Further, the chemicals used in offshore fracking and their concentrations are strictly regulated, with operators required to submit the chemical make-up of any wastewater discharge and ensure that it is free of any oil or grease. Under the current standards, EPA has not found evidence that permitting the discharge of wastewater has negatively impacted humans, wildlife or the ecosystem. According to the EPA:
“In addition, whole effluence toxicity data submitted by permittees under the current Region 6 offshore GP [General Permit] indicates that such discharges consistent with the terms of the GP have not had adverse impact on the marine environment. EPA has neither observed nor discovered scientific evident of ‘significant adverse changes’ in ecosystem diversity, productivity or stability of the biological community as a result of the discharges, no threat to human health through direct exposure to pollutants or consumption of exposed aquatic organisms, and no loss of esthetic, recreational, scientific or economic values which is unreasonable in relation to the benefit derived from the discharge.” (emphasis added)
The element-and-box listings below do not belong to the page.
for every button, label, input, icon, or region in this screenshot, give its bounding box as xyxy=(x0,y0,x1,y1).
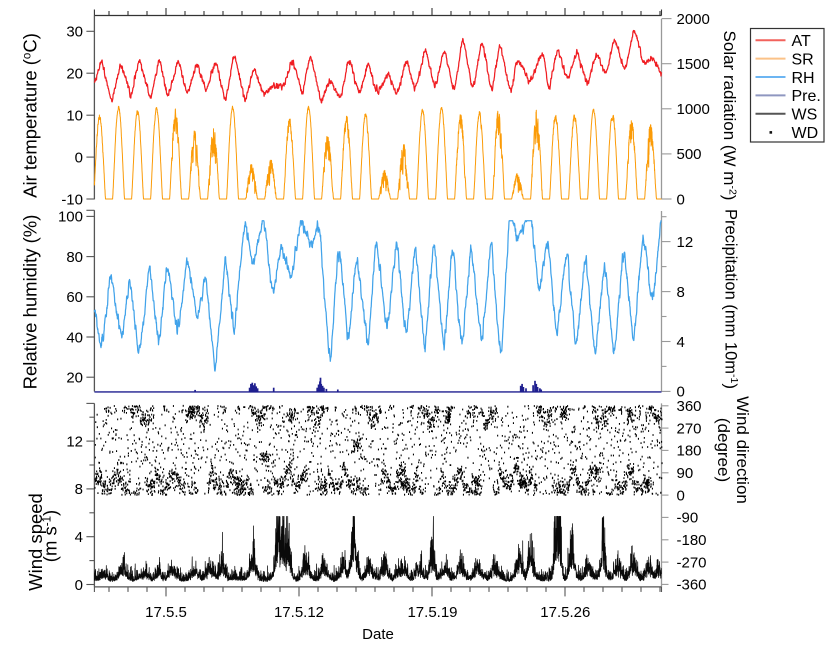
svg-text:-180: -180 xyxy=(677,532,707,549)
svg-text:0: 0 xyxy=(75,149,83,166)
svg-text:RH: RH xyxy=(792,70,815,87)
svg-text:8: 8 xyxy=(75,481,83,498)
svg-text:Precipitation (mm 10m-1): Precipitation (mm 10m-1) xyxy=(722,209,741,389)
svg-text:17.5.19: 17.5.19 xyxy=(407,604,457,621)
svg-text:8: 8 xyxy=(677,284,685,301)
svg-text:80: 80 xyxy=(66,249,83,266)
svg-text:Air temperature (oC): Air temperature (oC) xyxy=(20,33,41,198)
svg-text:WS: WS xyxy=(792,107,818,124)
svg-text:Wind direction: Wind direction xyxy=(733,396,752,504)
svg-text:40: 40 xyxy=(66,329,83,346)
svg-text:30: 30 xyxy=(66,24,83,41)
svg-text:Relative humidity (%): Relative humidity (%) xyxy=(20,215,41,390)
svg-text:AT: AT xyxy=(792,33,811,50)
svg-text:90: 90 xyxy=(677,465,694,482)
svg-text:Wind speed: Wind speed xyxy=(25,493,46,591)
svg-text:0: 0 xyxy=(677,487,685,504)
svg-text:360: 360 xyxy=(677,398,702,415)
svg-text:60: 60 xyxy=(66,289,83,306)
svg-text:Pre.: Pre. xyxy=(792,88,821,105)
svg-text:270: 270 xyxy=(677,420,702,437)
svg-text:100: 100 xyxy=(58,209,83,226)
svg-text:500: 500 xyxy=(677,146,702,163)
svg-text:1000: 1000 xyxy=(677,101,710,118)
svg-text:1500: 1500 xyxy=(677,56,710,73)
svg-text:4: 4 xyxy=(677,334,685,351)
svg-text:-270: -270 xyxy=(677,554,707,571)
svg-text:-90: -90 xyxy=(677,510,699,527)
svg-text:0: 0 xyxy=(677,191,685,208)
svg-text:4: 4 xyxy=(75,529,83,546)
svg-text:-360: -360 xyxy=(677,577,707,594)
svg-text:Date: Date xyxy=(362,626,394,643)
svg-text:20: 20 xyxy=(66,66,83,83)
svg-text:20: 20 xyxy=(66,370,83,387)
svg-text:180: 180 xyxy=(677,443,702,460)
svg-text:-10: -10 xyxy=(61,191,83,208)
svg-text:10: 10 xyxy=(66,107,83,124)
svg-text:0: 0 xyxy=(75,577,83,594)
svg-text:17.5.26: 17.5.26 xyxy=(540,604,590,621)
svg-text:2000: 2000 xyxy=(677,11,710,28)
svg-text:(degree): (degree) xyxy=(714,418,733,482)
svg-text:12: 12 xyxy=(66,433,83,450)
svg-text:12: 12 xyxy=(677,234,694,251)
svg-text:WD: WD xyxy=(792,125,819,142)
svg-text:SR: SR xyxy=(792,51,814,68)
svg-text:17.5.12: 17.5.12 xyxy=(274,604,324,621)
svg-text:0: 0 xyxy=(677,384,685,401)
svg-text:17.5.5: 17.5.5 xyxy=(145,604,187,621)
svg-text:Solar radiation (W m-2): Solar radiation (W m-2) xyxy=(720,31,739,201)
It is also important to note that the regulated discharge of wastewater from offshore oil and natural gas development in the Gulf of Mexico is not new. Beginning in 1981, the EPA issued a general permit under the NPDES, which authorized “discharges from facilities located seaward of the outer bounder of the territorial seas of Louisiana and Texas,” otherwise referred to as the Western Gulf of Mexico’s Outer Continental Shelf (OCS).
Since then, the permit, in various forms, has been reissued every few years to include the latest data, technology and practices. Such updates have included setting limits on specific chemicals and compounds under the EPA’s Effluent Limitations Guidelines for Best Available Technologies Economic Available, which help mitigate impact to the surrounding environment. Most recently, the general permit was reissued in 2012 under the Obama Administration to include requirements on electronic discharge monitoring.
In other words — this is not a partisan action by the current administration, but a continually updated process, which allows for the vital development of offshore resources to continue.
Par for the Course for the CBD
If this all sounds familiar, it’s probably because California regulators refuted similar CBD claims regarding offshore oil and gas activities back in 2016, issuing a Finding of No Significant Impact (FONSI) following a taxpayer-funded environmental assessment that was part of a lawsuit settlement agreement with the CBD.
The fact that the CBD refused to accept that scientific conclusion and has instead simply moved onto a new area of the country to file another frivolous lawsuit is not surprising.
As EID has highlighted before, the CBD isn’t about to let scientific facts get in the way of trying to advance an agenda which has nothing to do with honest advocacy for more effective regulations to protect the environment. Instead, this “multimillion dollar litigation factory’s” true goal is to use “psychological warfare” to “mock,” “destroy” and delay projects of every type, even if it means routinely misleading elected officials and intentionally misrepresenting important data.
The group is currently employing similar tactics to try to disrupt responsible development in Ohio’s Wayne National Forest. The only question now is: Where will the CBD go venue shopping for its next frivolous lawsuit? And will the media catch on to its tactics?